Avez-vous redouté à un certain moment de votre carrière que l’on vous réduise à un danseur virtuose au détriment de l’aspect artistique de votre travail ?
J’ai toujours eu la chance d’avoir mes parents auprès de moi pour m’aider dans le développement de ma carrière et pour me dire ce qui était bien et ce qui ne l’était pas, et quelle était la bonne décision. Bien sûr, vous devez apprendre à acquérir de la profondeur et c’est avec le temps que vous pouvez vous construire comme artiste. Vous ne pouvez pas convaincre tout le monde immédiatement quand vous avez 20 ans. Allez-vous ainsi être un grand partenaire ? Vous ne pouvez pas, cela vient avec le temps et il faut du temps pour grandir en tant qu’artiste. Les attentes sont si fortes aujourd’hui envers les jeunes danseurs, en particulier avec l’explosion d’internet car chaque performance, chaque représentation est jugée et il n’y a aucune place pour l’échec. Ma mère me disait toujours que, quand une représentation s’était mal passée, elle rentrait chez elle et parfois pleurait seule dans son coin. Aujourd’hui, elle est instantanément online. La pression est très forte à notre époque. Je me souviens, quand j’avais 16 ans et que je faisais une grande pirouette et que quelqu’un disait : « Oh ! Mikhaïl Barychnikov ne la faisait pas de cette manière ! ». Car tous les danseurs sont aujourd’hui comparés à Mikhaïl Barychnikov. On ajoute au fur à mesure plus de substance dans les rôles et c’est le résultat d’un travail de longue haleine, cela ne se fait pas en un jour. Mais aujourd’hui, le tempo est ultra-rapide. Je dois dire qu’internet m’a aussi donné beaucoup de choses positives et je suis ravi de vivre à notre époque. C’est excitant de pouvoir suivre tous mes amis et collègues. D’un côté, vous contrôlez mieux la manière dont vous êtes vu de façon très variée, bonne ou mauvaise. Regardez Sergueï Polounine par exemple…
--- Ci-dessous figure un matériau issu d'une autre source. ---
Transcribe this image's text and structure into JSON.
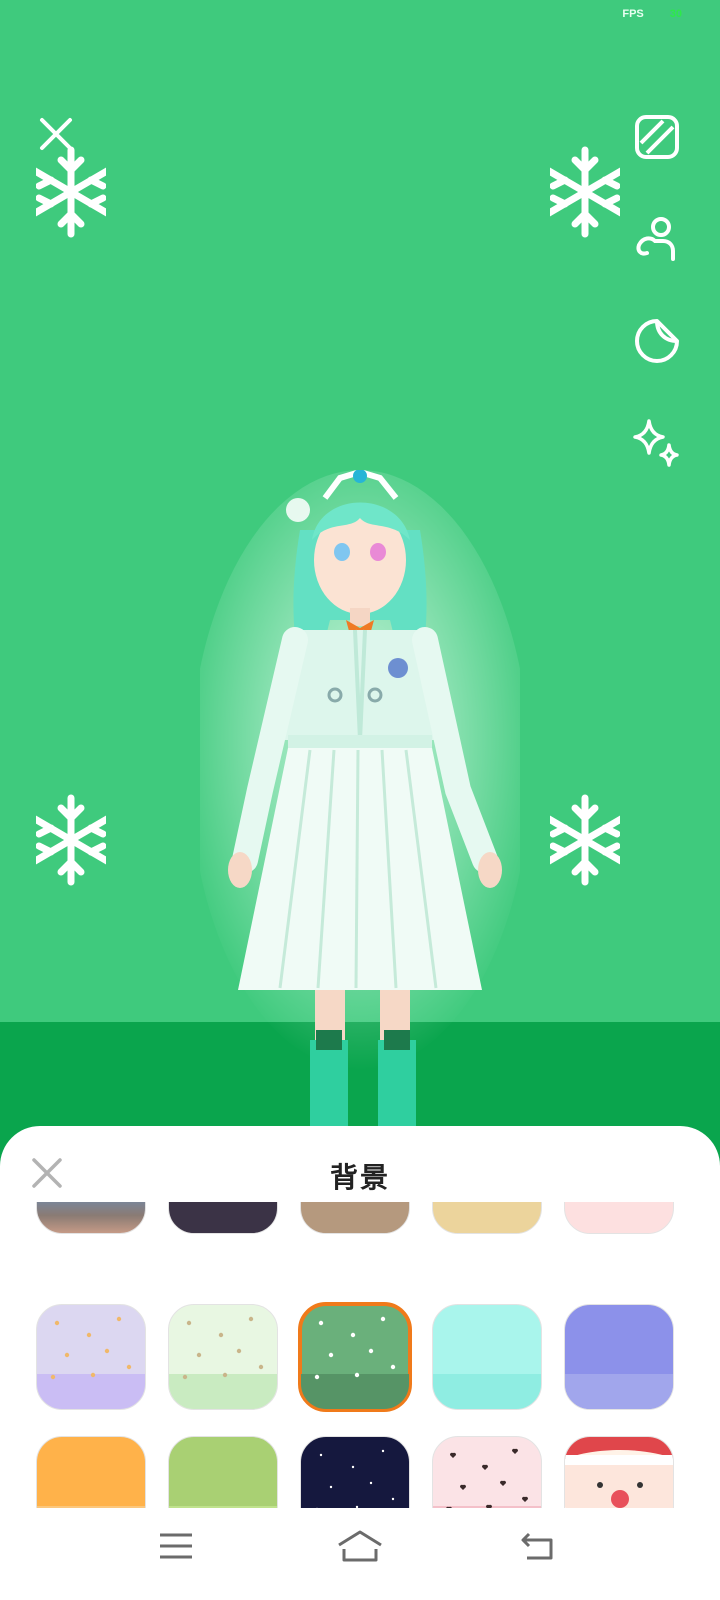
{
  "status": {
    "fps_label": "FPS",
    "fps_value": "30"
  },
  "toolbar": {
    "close": "close-icon",
    "tools": [
      {
        "name": "background-pattern-icon"
      },
      {
        "name": "pose-icon"
      },
      {
        "name": "sticker-icon"
      },
      {
        "name": "effects-sparkle-icon"
      }
    ]
  },
  "sheet": {
    "title": "背景",
    "close": "close-icon",
    "selected_index": 2,
    "rows": [
      [
        {
          "kind": "photo"
        },
        {
          "top": "#3b3346",
          "bottom": "#3b3346"
        },
        {
          "top": "#b5997e",
          "bottom": "#b5997e"
        },
        {
          "top": "#ecd49c",
          "bottom": "#ecd49c"
        },
        {
          "top": "#fde0e0",
          "bottom": "#fde0e0"
        }
      ],
      [
        {
          "top": "#dcd7f1",
          "bottom": "#cabdf4",
          "kind": "planets"
        },
        {
          "top": "#e8f7e2",
          "bottom": "#c9ebc1",
          "kind": "dots"
        },
        {
          "top": "#6ab07b",
          "bottom": "#569466",
          "kind": "snow"
        },
        {
          "top": "#a9f5ec",
          "bottom": "#8fede2"
        },
        {
          "top": "#8c91ea",
          "bottom": "#a1a6ec"
        }
      ],
      [
        {
          "top": "#ffb24a",
          "bottom": "#fcc77c"
        },
        {
          "top": "#a9d073",
          "bottom": "#bfe28c"
        },
        {
          "top": "#15183e",
          "bottom": "#15183e",
          "kind": "stars"
        },
        {
          "top": "#fbe3e6",
          "bottom": "#f4c0c9",
          "kind": "hearts"
        },
        {
          "top": "#fff3e8",
          "bottom": "#fff3e8",
          "kind": "santa"
        }
      ]
    ]
  },
  "nav": {
    "menu": "menu-icon",
    "home": "home-icon",
    "back": "back-icon"
  }
}
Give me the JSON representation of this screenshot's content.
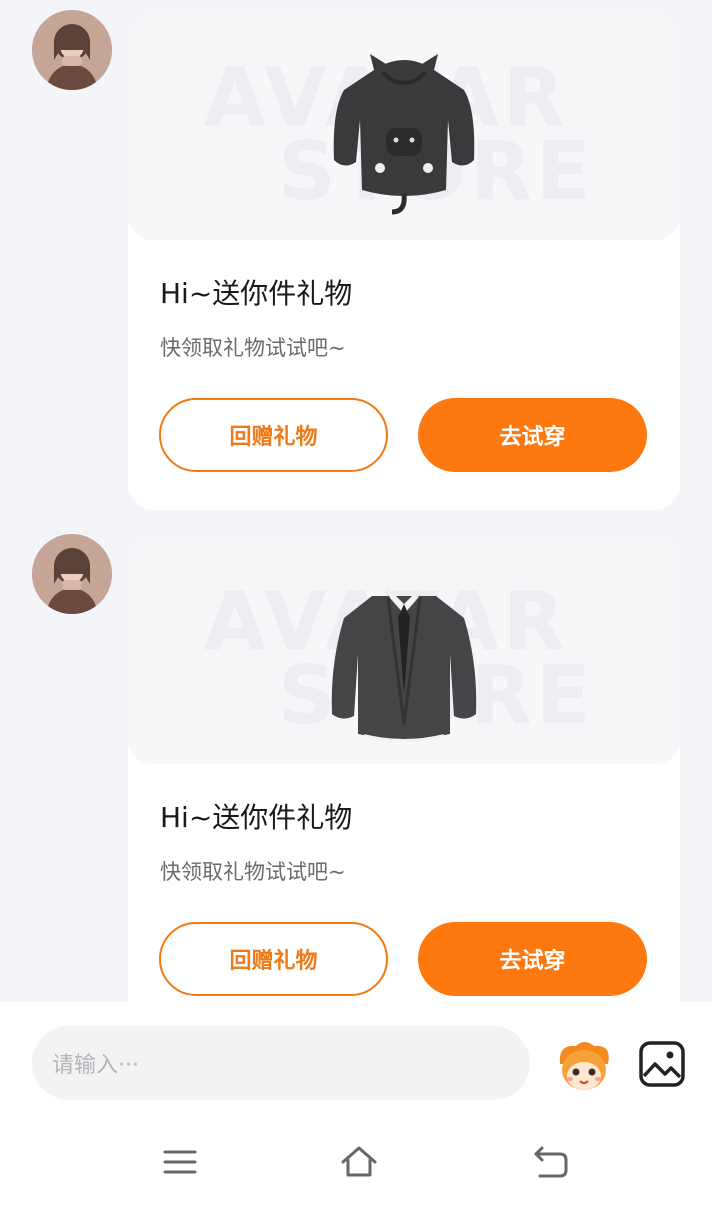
{
  "messages": [
    {
      "sender_avatar": "user-avatar",
      "card": {
        "watermark_line1": "AVATAR",
        "watermark_line2": "STORE",
        "item_image": "black-hoodie-with-cat-ears",
        "title": "Hi~送你件礼物",
        "subtitle": "快领取礼物试试吧~",
        "return_gift_label": "回赠礼物",
        "try_on_label": "去试穿"
      }
    },
    {
      "sender_avatar": "user-avatar",
      "card": {
        "watermark_line1": "AVATAR",
        "watermark_line2": "STORE",
        "item_image": "gray-cardigan-with-tie",
        "title": "Hi~送你件礼物",
        "subtitle": "快领取礼物试试吧~",
        "return_gift_label": "回赠礼物",
        "try_on_label": "去试穿"
      }
    }
  ],
  "composer": {
    "placeholder": "请输入···",
    "emoji_icon": "mascot-face-icon",
    "image_icon": "image-icon"
  },
  "nav": {
    "menu_icon": "menu-icon",
    "home_icon": "home-icon",
    "back_icon": "back-icon"
  },
  "colors": {
    "accent": "#fd780f",
    "background": "#f4f5f9",
    "card": "#ffffff"
  }
}
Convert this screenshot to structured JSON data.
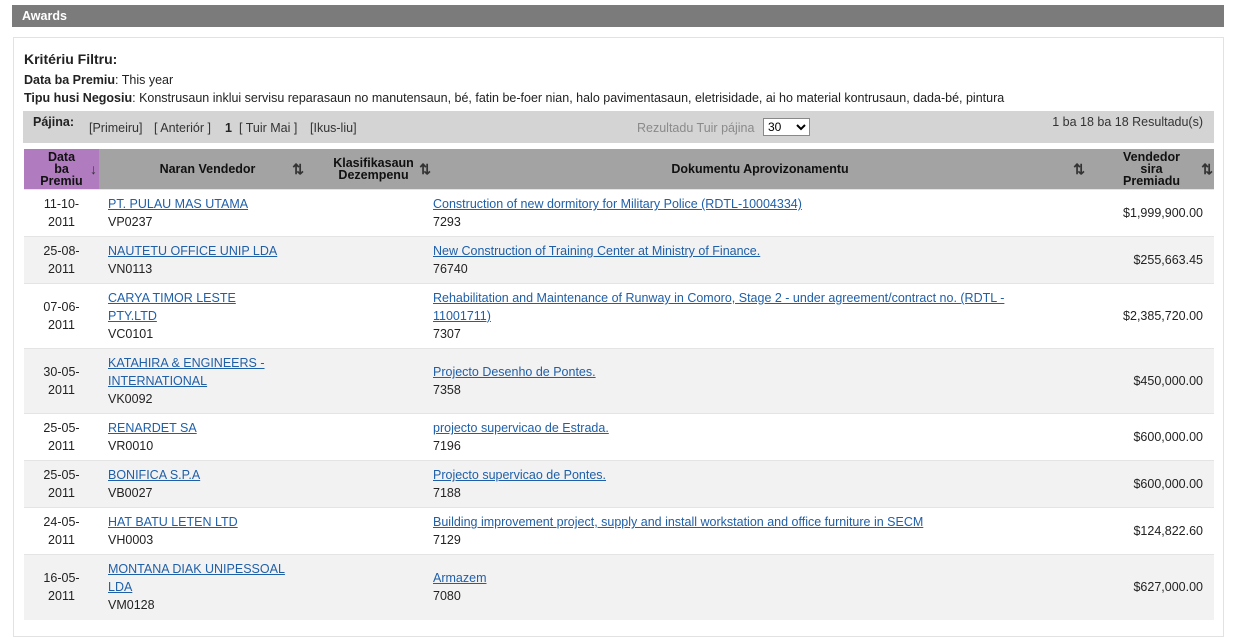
{
  "title": "Awards",
  "filter": {
    "heading": "Kritériu Filtru:",
    "date_label": "Data ba Premiu",
    "date_value": "This year",
    "business_label": "Tipu husi Negosiu",
    "business_value": "Konstrusaun inklui servisu reparasaun no manutensaun, bé, fatin be-foer nian, halo pavimentasaun, eletrisidade, ai ho material kontrusaun, dada-bé, pintura"
  },
  "pager": {
    "page_label": "Pájina:",
    "first": "[Primeiru]",
    "prev": "[ Anteriór ]",
    "current": "1",
    "next": "[ Tuir Mai ]",
    "last": "[Ikus-liu]",
    "per_page_label": "Rezultadu Tuir pájina",
    "per_page_value": "30",
    "count": "1 ba 18 ba 18 Resultadu(s)"
  },
  "columns": {
    "date": [
      "Data",
      "ba",
      "Premiu"
    ],
    "vendor": "Naran Vendedor",
    "classification": [
      "Klasifikasaun",
      "Dezempenu"
    ],
    "document": "Dokumentu Aprovizonamentu",
    "amount": [
      "Vendedor",
      "sira",
      "Premiadu"
    ]
  },
  "rows": [
    {
      "date": [
        "11-10-",
        "2011"
      ],
      "vendor": [
        "PT. PULAU MAS UTAMA"
      ],
      "vendor_id": "VP0237",
      "doc": [
        "Construction of new dormitory for Military Police (RDTL-10004334)"
      ],
      "doc_id": "7293",
      "amount": "$1,999,900.00"
    },
    {
      "date": [
        "25-08-",
        "2011"
      ],
      "vendor": [
        "NAUTETU OFFICE UNIP LDA"
      ],
      "vendor_id": "VN0113",
      "doc": [
        "New Construction of Training Center at Ministry of Finance."
      ],
      "doc_id": "76740",
      "amount": "$255,663.45"
    },
    {
      "date": [
        "07-06-",
        "2011"
      ],
      "vendor": [
        "CARYA TIMOR LESTE",
        "PTY.LTD"
      ],
      "vendor_id": "VC0101",
      "doc": [
        "Rehabilitation and Maintenance of Runway in Comoro, Stage 2 - under agreement/contract no. (RDTL -",
        "11001711)"
      ],
      "doc_id": "7307",
      "amount": "$2,385,720.00"
    },
    {
      "date": [
        "30-05-",
        "2011"
      ],
      "vendor": [
        "KATAHIRA & ENGINEERS -",
        "INTERNATIONAL"
      ],
      "vendor_id": "VK0092",
      "doc": [
        "Projecto Desenho de Pontes."
      ],
      "doc_id": "7358",
      "amount": "$450,000.00"
    },
    {
      "date": [
        "25-05-",
        "2011"
      ],
      "vendor": [
        "RENARDET SA"
      ],
      "vendor_id": "VR0010",
      "doc": [
        "projecto supervicao de Estrada."
      ],
      "doc_id": "7196",
      "amount": "$600,000.00"
    },
    {
      "date": [
        "25-05-",
        "2011"
      ],
      "vendor": [
        "BONIFICA S.P.A"
      ],
      "vendor_id": "VB0027",
      "doc": [
        "Projecto supervicao de Pontes."
      ],
      "doc_id": "7188",
      "amount": "$600,000.00"
    },
    {
      "date": [
        "24-05-",
        "2011"
      ],
      "vendor": [
        "HAT BATU LETEN LTD"
      ],
      "vendor_id": "VH0003",
      "doc": [
        "Building improvement project, supply and install workstation and office furniture in SECM"
      ],
      "doc_id": "7129",
      "amount": "$124,822.60"
    },
    {
      "date": [
        "16-05-",
        "2011"
      ],
      "vendor": [
        "MONTANA DIAK UNIPESSOAL",
        "LDA"
      ],
      "vendor_id": "VM0128",
      "doc": [
        "Armazem"
      ],
      "doc_id": "7080",
      "amount": "$627,000.00"
    }
  ],
  "colors": {
    "titlebar": "#7b7b7b",
    "header": "#a3a3a3",
    "active_header": "#b07cbf",
    "link": "#1f5fa8"
  },
  "icons": {
    "sort": "sort-updown-icon",
    "sorted_desc": "arrow-down-icon"
  }
}
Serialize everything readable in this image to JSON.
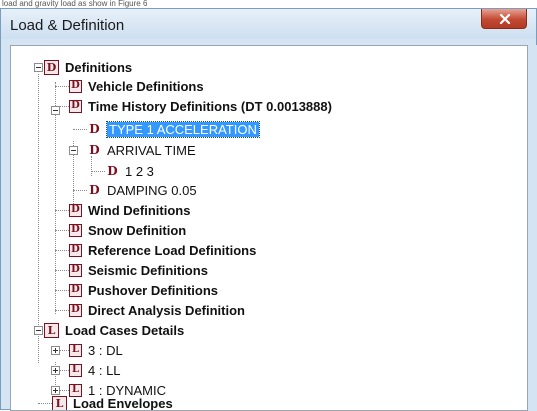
{
  "top_fragment": "load and gravity load as show in Figure 6",
  "window": {
    "title": "Load & Definition",
    "close_symbol": "×"
  },
  "tree": {
    "definitions": {
      "icon": "D",
      "label": "Definitions"
    },
    "vehicle": {
      "icon": "D",
      "label": "Vehicle Definitions"
    },
    "time_history": {
      "icon": "D",
      "label": "Time History Definitions (DT 0.0013888)"
    },
    "type1_accel": {
      "icon": "D",
      "label": "TYPE 1 ACCELERATION"
    },
    "arrival_time": {
      "icon": "D",
      "label": "ARRIVAL TIME"
    },
    "arrival_123": {
      "icon": "D",
      "label": "1 2 3"
    },
    "damping": {
      "icon": "D",
      "label": "DAMPING 0.05"
    },
    "wind": {
      "icon": "D",
      "label": "Wind Definitions"
    },
    "snow": {
      "icon": "D",
      "label": "Snow Definition"
    },
    "reference": {
      "icon": "D",
      "label": "Reference Load Definitions"
    },
    "seismic": {
      "icon": "D",
      "label": "Seismic Definitions"
    },
    "pushover": {
      "icon": "D",
      "label": "Pushover Definitions"
    },
    "direct": {
      "icon": "D",
      "label": "Direct Analysis Definition"
    },
    "load_cases": {
      "icon": "L",
      "label": "Load Cases Details"
    },
    "case_dl": {
      "icon": "L",
      "label": "3 : DL"
    },
    "case_ll": {
      "icon": "L",
      "label": "4 : LL"
    },
    "case_dynamic": {
      "icon": "L",
      "label": "1 : DYNAMIC"
    },
    "envelopes": {
      "icon": "L",
      "label": "Load Envelopes"
    }
  },
  "colors": {
    "icon_red": "#7d0f1e",
    "selection": "#3399ff",
    "window_frame": "#d5e4f2"
  }
}
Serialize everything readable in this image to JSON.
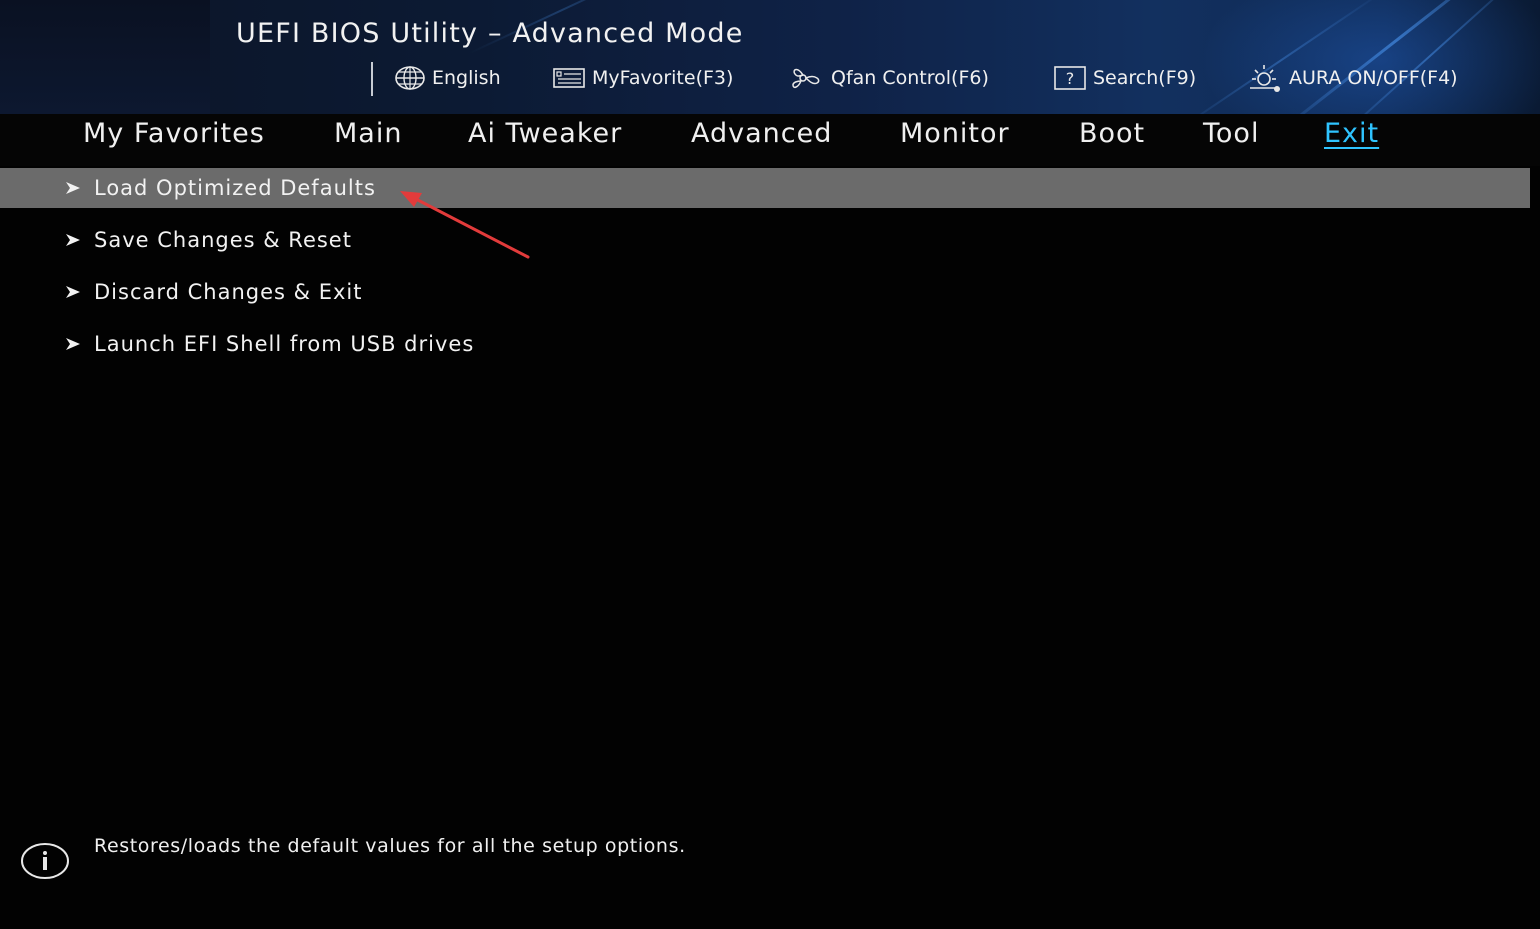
{
  "header": {
    "title": "UEFI BIOS Utility – Advanced Mode",
    "tools": {
      "language": {
        "label": "English",
        "icon": "globe-icon"
      },
      "favorite": {
        "label": "MyFavorite(F3)",
        "icon": "favorite-list-icon"
      },
      "qfan": {
        "label": "Qfan Control(F6)",
        "icon": "fan-icon"
      },
      "search": {
        "label": "Search(F9)",
        "icon": "help-search-icon"
      },
      "aura": {
        "label": "AURA ON/OFF(F4)",
        "icon": "aura-light-icon"
      }
    }
  },
  "tabs": {
    "favorites": "My Favorites",
    "main": "Main",
    "ai_tweaker": "Ai Tweaker",
    "advanced": "Advanced",
    "monitor": "Monitor",
    "boot": "Boot",
    "tool": "Tool",
    "exit": "Exit",
    "active": "Exit"
  },
  "menu": {
    "items": [
      {
        "label": "Load Optimized Defaults",
        "selected": true
      },
      {
        "label": "Save Changes & Reset",
        "selected": false
      },
      {
        "label": "Discard Changes & Exit",
        "selected": false
      },
      {
        "label": "Launch EFI Shell from USB drives",
        "selected": false
      }
    ]
  },
  "help": {
    "icon": "info-icon",
    "text": "Restores/loads the default values for all the setup options."
  },
  "colors": {
    "active_tab": "#2fc4ff",
    "selected_row": "#6b6b6b",
    "annotation_arrow": "#e23b3b",
    "header_accent": "#1f5fbf"
  }
}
Je suis venu ici en tant que danseur classique, c’est ma force aujourd’hui. Mais je veux aussi me développer en tant qu’artiste et comme danseur contemporain
Vous avez depuis longtemps montré une part très créative avec internet et les réseaux sociaux. C’est important pour vous ?
J’ai toujours considéré cela comme des instruments au service de l’art. Une histoire de mode peut être de l’art, un bon repas peut être de l’art. Et être présent sur internet, ça peut aussi être de l’art si vous y mettez l’intelligence et l’énergie suffisante et si vous vous posez les bonnes questions : qu’est-ce que je veux y mettre et qu’est-ce que je ne veux pas y mettre ? Comment je souhaite être perçu ? C’est un moyen de s’exprimer en tant qu’artiste très directement, sans intermédiaire. Évidemment, il y a aussi des aspects plus triviaux : si je publie par exemple une belle photo prise avec le bon appareil et que je la poste sur mon compte Instagram, personne ne veut la voir ! Ce que l’on veut, c’est un saut ou une pirouette. C’est pourquoi j’ai aussi créé un compte spécifique pour les photos.
La photographie est une de vos passions. Avez-vous encore le temps de vous y adonner ?
Je n’ai pas pris de photos depuis quelques mois. C’était une période très chargée avec mon départ de New York et mon installation à Berlin. Mais je continuerai car c’est un grand plaisir de chasser une belle image. Je voyage toujours avec mon appareil photo mais au cours de ces derniers temps, il est resté dans la valise ! Je n’avais pas vraiment l’inspiration. La photographie fait partie de moi. J’ai aussi un journal mais les mots ne me viennent pas naturellement contrairement aux images. C’est pour moi un moyen de me souvenir de ma vie et beaucoup de grands moments de mon existence sont reliés à des photographies. J’ai en moi cette connexion avec les arts visuels.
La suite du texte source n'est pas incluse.